Here's what I am doing currently:
1. Split the data set into 70% (training data) and 30% (test data)
2. I used 70% data (168 data) to build prediction model using Gamma analysis. I run the analysis few times by excluding each variable at one time to get the best final model.
3. Then validate the final model using the remaining 20% data.
My problem: When should I use K-fold cross validation? Is it when building the prediction model using 70% data, or after i get the final model and use k-fold CV on the remaining 20% data?
Traditionally, you do three steps of "tuning", so you need to split your sample into three parts: a training set, a cross-validation set and a test set.
Training (~60%) In training, you simply estimate your model, but you don't make any changes to the model based on the results (accuracy, goodness of fit) from the training data to avoid overfitting the training set.
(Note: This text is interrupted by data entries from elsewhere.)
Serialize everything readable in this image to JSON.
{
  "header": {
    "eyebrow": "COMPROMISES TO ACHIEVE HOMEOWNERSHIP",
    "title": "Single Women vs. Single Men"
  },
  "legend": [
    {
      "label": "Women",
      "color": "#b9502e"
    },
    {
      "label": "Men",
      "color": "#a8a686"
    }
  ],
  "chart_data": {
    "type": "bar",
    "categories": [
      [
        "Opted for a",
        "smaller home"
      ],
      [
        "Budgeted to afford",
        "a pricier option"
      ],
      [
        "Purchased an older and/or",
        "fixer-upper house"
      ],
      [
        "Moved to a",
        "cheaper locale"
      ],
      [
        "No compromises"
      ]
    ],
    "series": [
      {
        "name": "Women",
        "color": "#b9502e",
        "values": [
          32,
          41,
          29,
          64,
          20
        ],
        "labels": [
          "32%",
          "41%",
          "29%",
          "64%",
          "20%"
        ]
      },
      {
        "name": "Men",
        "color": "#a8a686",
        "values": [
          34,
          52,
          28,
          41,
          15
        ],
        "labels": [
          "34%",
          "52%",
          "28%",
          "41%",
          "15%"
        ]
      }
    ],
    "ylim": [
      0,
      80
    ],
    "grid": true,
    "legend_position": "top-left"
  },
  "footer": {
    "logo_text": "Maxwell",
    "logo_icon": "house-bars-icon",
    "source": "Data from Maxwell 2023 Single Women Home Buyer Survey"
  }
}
Cross validation (~20%) After training your model, you can tune it – vary hyperparameters, remove features, or even select between different models – based on its performance on the cross validation set.
As an example, let's say you want to test which variables to include and which to leave: You specify three different variable combinations (three different models). You train all of them using your training set. Then you evaluate all of them using the cross validation set and select the one that performs best on the CV set.
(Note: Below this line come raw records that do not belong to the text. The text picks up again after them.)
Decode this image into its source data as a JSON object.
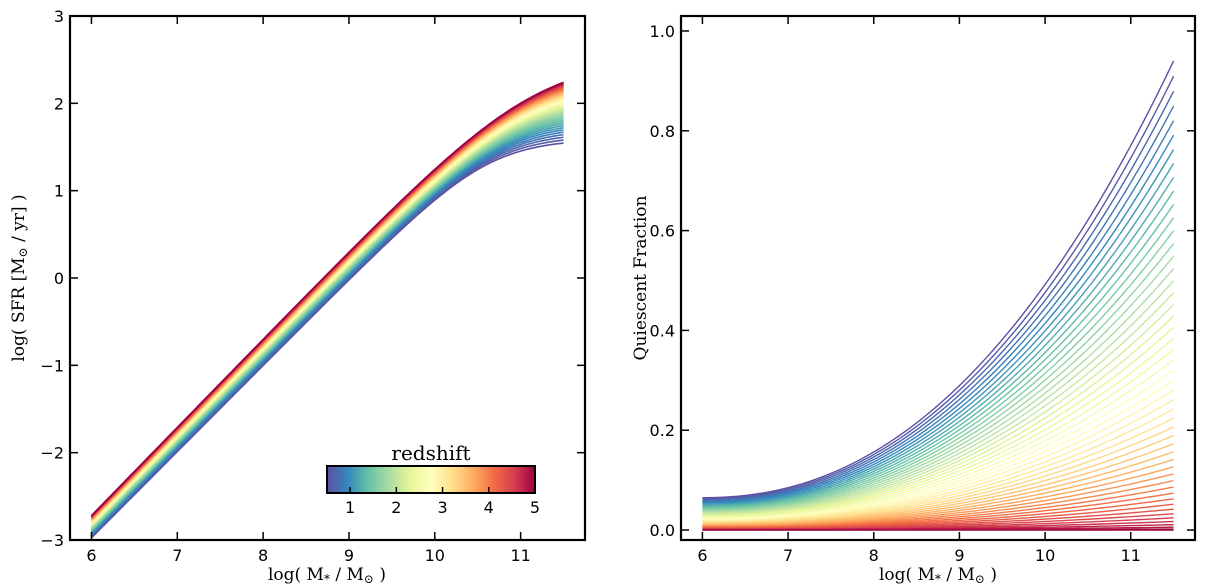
{
  "colors": {
    "colormap": "Spectral_r",
    "stops": [
      "#5e4fa2",
      "#3288bd",
      "#66c2a5",
      "#abdda4",
      "#e6f598",
      "#ffffbf",
      "#fee08b",
      "#fdae61",
      "#f46d43",
      "#d53e4f",
      "#9e0142"
    ]
  },
  "chart_data": [
    {
      "type": "line",
      "xlabel": "log( M_* / M_⊙ )",
      "ylabel": "log( SFR [M_⊙ / yr] )",
      "xlim": [
        5.75,
        11.75
      ],
      "ylim": [
        -3,
        3
      ],
      "xticks": [
        6,
        7,
        8,
        9,
        10,
        11
      ],
      "xtick_labels": [
        "6",
        "7",
        "8",
        "9",
        "10",
        "11"
      ],
      "yticks": [
        -3,
        -2,
        -1,
        0,
        1,
        2,
        3
      ],
      "ytick_labels": [
        "−3",
        "−2",
        "−1",
        "0",
        "1",
        "2",
        "3"
      ],
      "grid": false,
      "colormap": "Spectral_r",
      "series_count": 50,
      "redshift_range": [
        0.5,
        5
      ],
      "series_description": "one curve per redshift z; curves for z=0.5 to z=5",
      "x_range": [
        6,
        11.5
      ],
      "ends": {
        "low_z": {
          "z": 0.5,
          "x": [
            6,
            7,
            8,
            9,
            10,
            10.5,
            11,
            11.5
          ],
          "y": [
            -3.05,
            -2.07,
            -1.08,
            -0.08,
            0.82,
            1.16,
            1.3,
            1.33
          ]
        },
        "high_z": {
          "z": 5,
          "x": [
            6,
            7,
            8,
            9,
            10,
            10.5,
            11,
            11.5
          ],
          "y": [
            -2.7,
            -1.69,
            -0.67,
            0.35,
            1.4,
            1.93,
            2.33,
            2.5
          ]
        }
      },
      "colorbar": {
        "title": "redshift",
        "ticks": [
          "1",
          "2",
          "3",
          "4",
          "5"
        ],
        "range": [
          0.5,
          5
        ],
        "location": "lower-right"
      }
    },
    {
      "type": "line",
      "xlabel": "log( M_* / M_⊙ )",
      "ylabel": "Quiescent Fraction",
      "xlim": [
        5.75,
        11.75
      ],
      "ylim": [
        -0.02,
        1.03
      ],
      "xticks": [
        6,
        7,
        8,
        9,
        10,
        11
      ],
      "xtick_labels": [
        "6",
        "7",
        "8",
        "9",
        "10",
        "11"
      ],
      "yticks": [
        0,
        0.2,
        0.4,
        0.6,
        0.8,
        1.0
      ],
      "ytick_labels": [
        "0.0",
        "0.2",
        "0.4",
        "0.6",
        "0.8",
        "1.0"
      ],
      "grid": false,
      "colormap": "Spectral_r",
      "series_count": 50,
      "redshift_range": [
        0.5,
        5
      ],
      "x_range": [
        6,
        11.5
      ],
      "ends": {
        "low_z": {
          "z": 0.5,
          "x": [
            6,
            7,
            8,
            9,
            10,
            11,
            11.5
          ],
          "y": [
            0.07,
            0.13,
            0.22,
            0.37,
            0.57,
            0.82,
            0.94
          ]
        },
        "high_z": {
          "z": 5,
          "x": [
            6,
            11.5
          ],
          "y": [
            0.0,
            0.0
          ]
        }
      }
    }
  ]
}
K-fold CV If you are interested in doing k-fold validation, you repeat exactly what's written above, with one major difference: instead of hard-selecting the 60% and 20% for your training and CV sets, you run the training and validation procedures K-times, each time selecting a different random subsample for training and cross validation. Then you get a set of K results (accuracy, goodness of fit) that you can average to get a more robust estimate of your model's performance.
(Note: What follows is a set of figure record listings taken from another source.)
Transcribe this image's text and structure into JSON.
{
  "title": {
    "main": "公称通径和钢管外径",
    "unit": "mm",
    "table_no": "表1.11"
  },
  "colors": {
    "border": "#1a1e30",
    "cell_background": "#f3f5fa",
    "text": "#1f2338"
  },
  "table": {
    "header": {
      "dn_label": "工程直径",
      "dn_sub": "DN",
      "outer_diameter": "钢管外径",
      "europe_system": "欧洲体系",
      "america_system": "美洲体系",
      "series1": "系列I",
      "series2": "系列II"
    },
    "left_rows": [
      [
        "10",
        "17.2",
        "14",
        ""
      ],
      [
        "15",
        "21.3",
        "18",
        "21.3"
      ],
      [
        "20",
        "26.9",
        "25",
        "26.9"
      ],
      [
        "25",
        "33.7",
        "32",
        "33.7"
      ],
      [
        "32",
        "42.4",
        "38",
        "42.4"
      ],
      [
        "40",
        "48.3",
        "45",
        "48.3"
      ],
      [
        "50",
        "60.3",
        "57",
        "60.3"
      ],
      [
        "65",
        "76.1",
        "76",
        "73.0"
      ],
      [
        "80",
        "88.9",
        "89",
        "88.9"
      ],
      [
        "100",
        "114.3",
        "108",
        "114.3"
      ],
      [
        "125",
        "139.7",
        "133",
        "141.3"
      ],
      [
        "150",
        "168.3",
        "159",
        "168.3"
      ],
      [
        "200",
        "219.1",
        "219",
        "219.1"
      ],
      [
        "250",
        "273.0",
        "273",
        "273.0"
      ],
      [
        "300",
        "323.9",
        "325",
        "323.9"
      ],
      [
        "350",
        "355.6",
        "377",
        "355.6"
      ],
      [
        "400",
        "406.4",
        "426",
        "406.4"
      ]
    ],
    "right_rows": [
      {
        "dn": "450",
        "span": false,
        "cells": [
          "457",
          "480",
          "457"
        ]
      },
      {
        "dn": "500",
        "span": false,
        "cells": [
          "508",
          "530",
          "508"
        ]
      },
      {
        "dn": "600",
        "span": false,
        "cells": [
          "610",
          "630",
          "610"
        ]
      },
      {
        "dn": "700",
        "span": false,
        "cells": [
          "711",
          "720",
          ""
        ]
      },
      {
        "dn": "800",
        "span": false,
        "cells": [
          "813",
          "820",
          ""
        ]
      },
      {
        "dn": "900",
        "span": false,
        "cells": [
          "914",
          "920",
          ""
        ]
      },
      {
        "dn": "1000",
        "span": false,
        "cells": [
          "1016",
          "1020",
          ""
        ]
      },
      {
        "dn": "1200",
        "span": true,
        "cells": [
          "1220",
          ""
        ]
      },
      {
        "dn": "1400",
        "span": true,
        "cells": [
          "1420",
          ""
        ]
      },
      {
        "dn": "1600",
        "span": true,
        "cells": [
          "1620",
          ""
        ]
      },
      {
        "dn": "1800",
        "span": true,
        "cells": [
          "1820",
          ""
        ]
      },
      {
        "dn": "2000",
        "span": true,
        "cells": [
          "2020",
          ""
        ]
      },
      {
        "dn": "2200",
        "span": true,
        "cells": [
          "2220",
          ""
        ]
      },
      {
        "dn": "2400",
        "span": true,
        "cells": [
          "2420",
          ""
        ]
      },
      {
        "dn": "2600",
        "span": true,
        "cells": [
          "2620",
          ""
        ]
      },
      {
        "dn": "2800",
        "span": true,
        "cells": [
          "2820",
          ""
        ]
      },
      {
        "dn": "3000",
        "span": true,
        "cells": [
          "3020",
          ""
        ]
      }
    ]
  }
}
E.g., if you do 10-fold CV, you'd run it 10 times, and each time you'd randomly sample 10% of your data to be a cross-validation set, with the rest being a training set.
Test set (~20%) After tuning the model and/or selecting the best one, you can test it using the test set. This is data that the model has not seen yet and you shouldn't make any changes to the model based on the test set. This is the very last stage of building the model, only used to evaluate your final model, not to tune it any more (you don't want to overfit your test set).
If doing k-fold CV, you still have to leave out a test set that is separate from your training/CV set you are sampling from.
Putting it all together So in your case, you have $N=240$ and the number of variables is $12$. So the first split of the data would be training/CV (70-80%) and test (20-30%). Which in your case would be $168-192$ for training/CV and $48-72$ for test. Then, in selecting the variables to include, for each model (combination of variables), do K-fold CV as follows:
- Split your training/CV set into K equal (random) subsets.
- Estimate your model K times, each time leaving out one of the K subsets.
- Cross-validate each estimate with the subset that was left out.
- Pool your cross-validation results across all the K estimates.
Then pick the model that performs best in CV (on average). Evaluate it on the test set. Don't change it any more.